At the International Corporate Governance Network (ICGN) mid-year meeting in Gothenburg, entitled 'Impact of Sovereign wealth funds & Nordic Corporate Governance', Peter Montagnon, chairman of ICGN, suggested there are international concerns about a lack of proportionality in the Nordic system, as it does not work on a one-share one-vote approach.

Instead, Per Lekvall, board secretary at the Swedish Corporate Governance Board, said the Nordic system of corporate governance - which describes similar regimes in Sweden, Norway, Denmark and Finland - is based on a strict hierarchical structure, with the power balanced in favour of the shareholders than the mainly non-executive management boards.

He revealed in the Nordic region between 60-70% of the 20 largest companies have shareholders that own 20% of more of the company, compared to just 15% in the UK and 20% in the US, although Lekvall pointed out the governance system balances this with strong protection for minority shareholders.

This means minority shareholders of various sizes can block major decisions at the annual general meeting, such as mergers or changes in capital structures, while a minority of 5-10% can force certain decisions such as calls for a minority auditor or an extraordinary general meeting.

However, Petra Hedengran, head of corporate governance at Investor AB, warned the "unique" approach to shareholder nomination committees and owner-controlled processes "sometimes creates confusion and misunderstanding" internationally.

"Some Swedish companies have been downgraded in international corporate governance ratings because the company doesn't have a policy on the length of time someone can serve on the board", she claimed.

But she revealed in the Swedish context this would be "contradictory" as the Nordic system accepts and supports strong ownership, although she added it is "important to emphasise this doesn't mean majority shareholders can use power in an uncontrolled way" as the company laws have "considerably stronger minority protection than other regimes".

Hedengran warned delegates it is "important to learn and appreciate the differences between systems to understand that one model does not fit all".
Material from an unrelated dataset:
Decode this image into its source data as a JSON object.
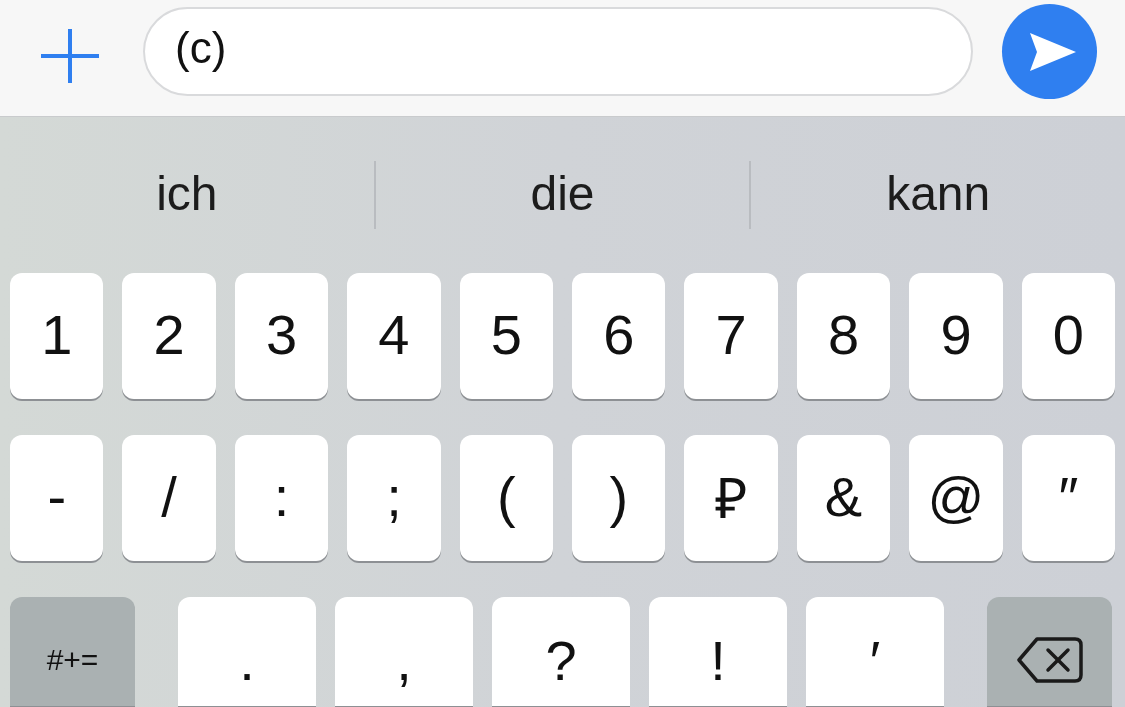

However, as many overseas investors use proxy advisers to provide information on the local market and recommendations on how to vote at AGMs, Eva Persson, senior vice president at AB Volvo and general counsel for Volvo Group, claimed it was important that the advice given was "adequate and of high quality".

She said: "I have a positive attitude to proxy advisers as if you have a large number of investments with lots of companies it is very difficult to follow up each and everyone. But it is important that the advice is adequate and of high quality".

In particular, Persson claimed advice centred on Swedish companies had been found to be "not high quality", either because the advisers "don't understand the corporate governance system, or just don't like it".

For example, she highlighted a case where an adviser had specific criteria for assessing the independence of the management board, so although the company complied with the rules of the stock exchange and the Swedish Corporate Governance Board, the adviser told investors to vote against the appointment.

This was despite the fact that under Swedish law the most amount of votes wins, so voting against the appointment would not work unless the investors proposed an alternative person.

"I'm not sure if it was a lack of understanding of Swedish law, but the advice had no effect and voters couldn't explain why they'd voted as they had. There needs to be much more communication to ensure investors get adequate advice," said Persson.

However, Robert McCormick, chief policy officer at Glass Lewis & Co, warned there was also a need for companies in the region to provide more information to overseas shareholders, particularly in Sweden where English information is often published later, and to realise that if investors "don't have enough information they will abstain or vote against the issue".